Aldeia Laranjeira possui uma vasta área verde, sons dos pássaros da região e muita tranquilidade (Foto: Laura de Andrade)

O professor de Tupi, Kûarasy Ko’ema, em dado momento da imersão, disse: “A gente nasce, a gente cresce e a gente morre, mas o nosso povo continua nessa terra”. Uma promessa forte. Isso porque Baía da Traição foi palco de batalhas contra invasores que desejavam colonizar suas terras e costumes. Conversar com Kûarasy Ko’ema, membro comprometido em levar a história de luta do seu povo como devoção ao sagrado, foi como reforçar que a luta dele e de seu povo deve ser, sempre, muito honrada por todos.

Dando continuidade ao roteiro, visitamos a oca de Dona Mariinha, anciã Potiguara comprometida no resgate do Côco de Roda. O momento contou com muita música e dança na participação do Mestre Anselmo, também da região.
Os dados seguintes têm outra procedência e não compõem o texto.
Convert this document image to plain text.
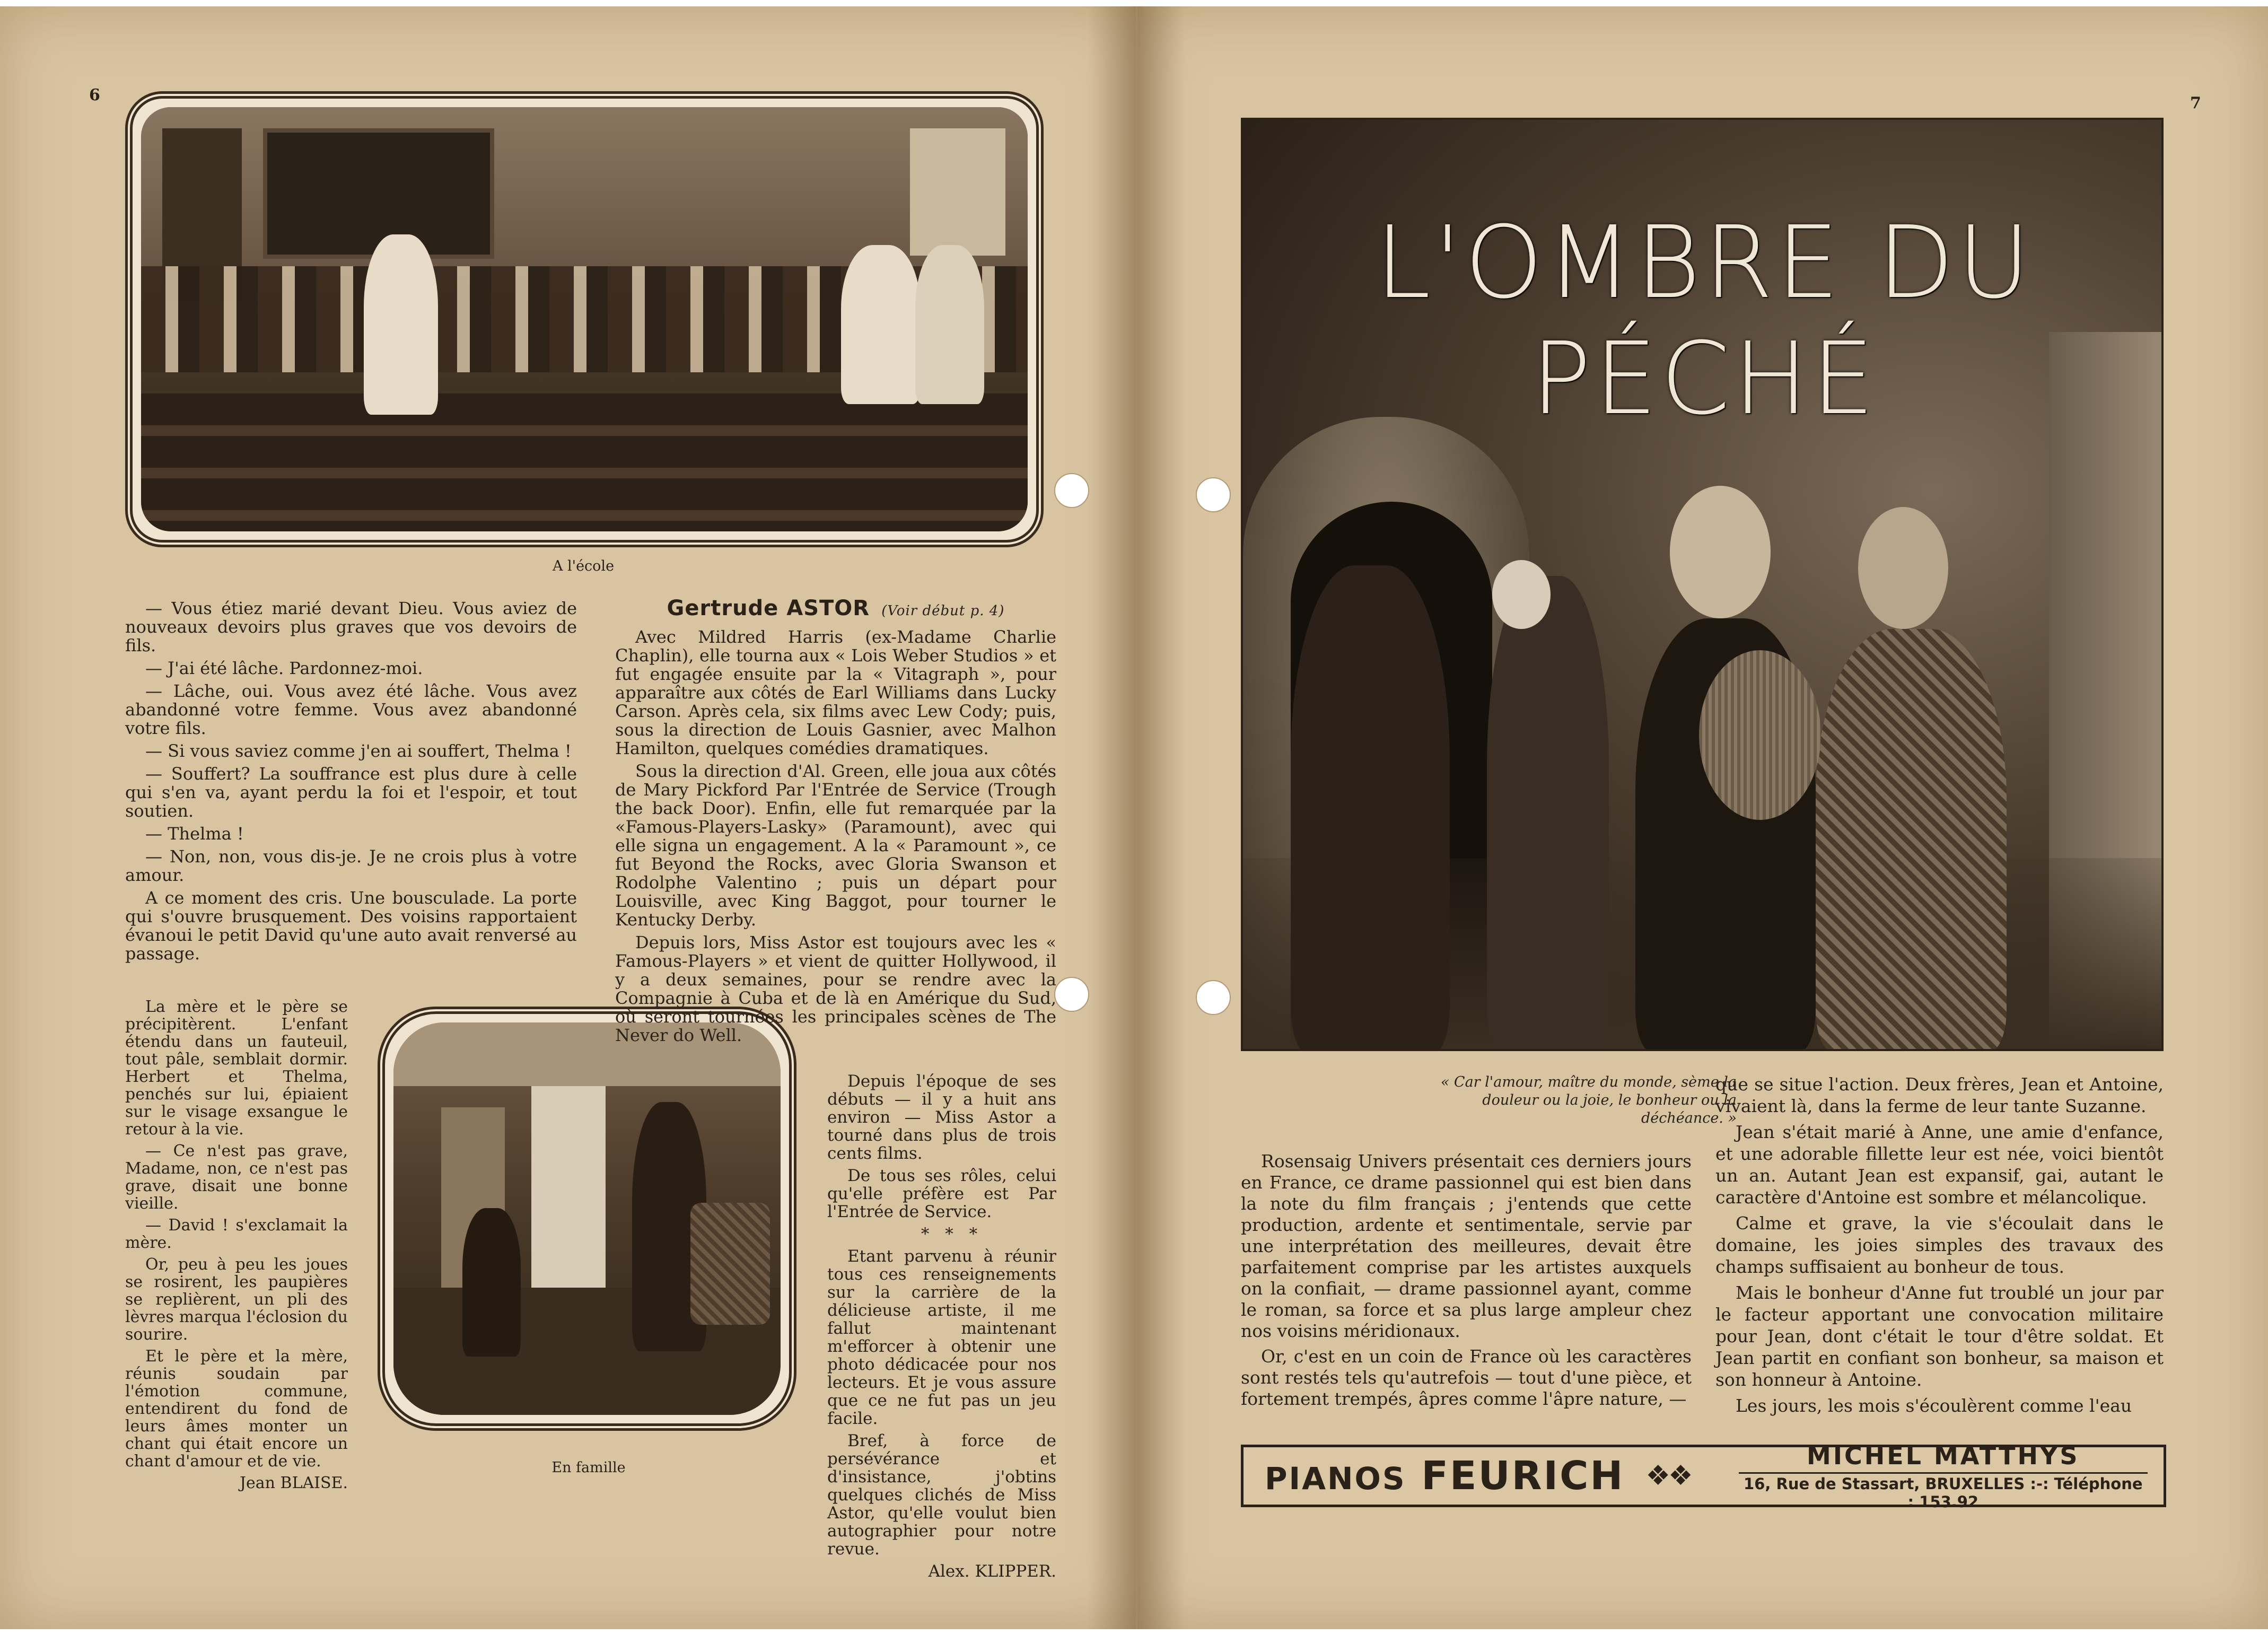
6
A l'école

— Vous étiez marié devant Dieu. Vous aviez de nouveaux devoirs plus graves que vos devoirs de fils.

— J'ai été lâche. Pardonnez-moi.

— Lâche, oui. Vous avez été lâche. Vous avez abandonné votre femme. Vous avez abandonné votre fils.

— Si vous saviez comme j'en ai souffert, Thelma !

— Souffert? La souffrance est plus dure à celle qui s'en va, ayant perdu la foi et l'espoir, et tout soutien.

— Thelma !

— Non, non, vous dis-je. Je ne crois plus à votre amour.

A ce moment des cris. Une bousculade. La porte qui s'ouvre brusquement. Des voisins rapportaient évanoui le petit David qu'une auto avait renversé au passage.

La mère et le père se précipitèrent. L'enfant étendu dans un fauteuil, tout pâle, semblait dormir. Herbert et Thelma, penchés sur lui, épiaient sur le visage exsangue le retour à la vie.

— Ce n'est pas grave, Madame, non, ce n'est pas grave, disait une bonne vieille.

— David ! s'exclamait la mère.

Or, peu à peu les joues se rosirent, les paupières se replièrent, un pli des lèvres marqua l'éclosion du sourire.

Et le père et la mère, réunis soudain par l'émotion commune, entendirent du fond de leurs âmes monter un chant qui était encore un chant d'amour et de vie.

Jean BLAISE.

En famille
Gertrude ASTOR (Voir début p. 4)

Avec Mildred Harris (ex-Madame Charlie Chaplin), elle tourna aux « Lois Weber Studios » et fut engagée ensuite par la « Vitagraph », pour apparaître aux côtés de Earl Williams dans Lucky Carson. Après cela, six films avec Lew Cody; puis, sous la direction de Louis Gasnier, avec Malhon Hamilton, quelques comédies dramatiques.

Sous la direction d'Al. Green, elle joua aux côtés de Mary Pickford Par l'Entrée de Service (Trough the back Door). Enfin, elle fut remarquée par la «Famous-Players-Lasky» (Paramount), avec qui elle signa un engagement. A la « Paramount », ce fut Beyond the Rocks, avec Gloria Swanson et Rodolphe Valentino ; puis un départ pour Louisville, avec King Baggot, pour tourner le Kentucky Derby.

Depuis lors, Miss Astor est toujours avec les « Famous-Players » et vient de quitter Hollywood, il y a deux semaines, pour se rendre avec la Compagnie à Cuba et de là en Amérique du Sud, où seront tournées les principales scènes de The Never do Well.

Depuis l'époque de ses débuts — il y a huit ans environ — Miss Astor a tourné dans plus de trois cents films.

De tous ses rôles, celui qu'elle préfère est Par l'Entrée de Service.

* * *

Etant parvenu à réunir tous ces renseignements sur la carrière de la délicieuse artiste, il me fallut maintenant m'efforcer à obtenir une photo dédicacée pour nos lecteurs. Et je vous assure que ce ne fut pas un jeu facile.

Bref, à force de persévérance et d'insistance, j'obtins quelques clichés de Miss Astor, qu'elle voulut bien autographier pour notre revue.

Alex. KLIPPER.

7
L'OMBRE DU PÉCHÉ
« Car l'amour, maître du monde, sème la douleur ou la joie, le bonheur ou la déchéance. »

Rosensaig Univers présentait ces derniers jours en France, ce drame passionnel qui est bien dans la note du film français ; j'entends que cette production, ardente et sentimentale, servie par une interprétation des meilleures, devait être parfaitement comprise par les artistes auxquels on la confiait, — drame passionnel ayant, comme le roman, sa force et sa plus large ampleur chez nos voisins méridionaux.

Or, c'est en un coin de France où les caractères sont restés tels qu'autrefois — tout d'une pièce, et fortement trempés, âpres comme l'âpre nature, —

que se situe l'action. Deux frères, Jean et Antoine, vivaient là, dans la ferme de leur tante Suzanne.

Jean s'était marié à Anne, une amie d'enfance, et une adorable fillette leur est née, voici bientôt un an. Autant Jean est expansif, gai, autant le caractère d'Antoine est sombre et mélancolique.

Calme et grave, la vie s'écoulait dans le domaine, les joies simples des travaux des champs suffisaient au bonheur de tous.

Mais le bonheur d'Anne fut troublé un jour par le facteur apportant une convocation militaire pour Jean, dont c'était le tour d'être soldat. Et Jean partit en confiant son bonheur, sa maison et son honneur à Antoine.

Les jours, les mois s'écoulèrent comme l'eau

PIANOS FEURICH ❖❖
MICHEL MATTHYS
16, Rue de Stassart, BRUXELLES :-: Téléphone : 153.92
A energia que vem do solo parece ser ainda mais ativada com os batuques. Em pouco tempo, todos mexiam o corpo. Depois, por volta de 12 horas, a refeição do almoço foi servida em mesa farta com cumbucas de camarão, peixe, pirão, macarrão, saladas em volta do Rio do Gôzo, localizado na aldeia Traiçoeira. A vasta beleza das matas reflete nas águas claras do rio e pode ser conferida através dos passeios disponibilizados pelo próprio pessoal da região, para quem quiser vivenciar a experiência.

O artesanato do povo potiguara pôde ser apreciado e adquirido no encontro dos anciões na aldeia Mãe de São Francisco. É interessante como cada recorte dos lugares visitados tem um significado. É possível descobrir de onde veio a semente que compõe as peças de artesanato, quando e como foi colhida, e por quem foi feito, por exemplo. Fogo, Ar, Terra e Água: todos os elementos carregam consigo uma representação dentro da cultura indígena brasileira.

A visita à aldeia do Alto do Tambá para o benzimento pelo Pajé Antônio ficará para sempre cravada na minha memória. Talvez tenha sido o mais perto que eu cheguei de Deus: chega a ser difícil traduzir o sentimento. A sensação ao escrever este texto é de querer voltar logo mais, porque Baía passou a ser, para mim, uma forma de ir de encontro com a paz.

Viva a Baía! Viva a jurema sagrada! Vida longa ao povo que protege a natureza!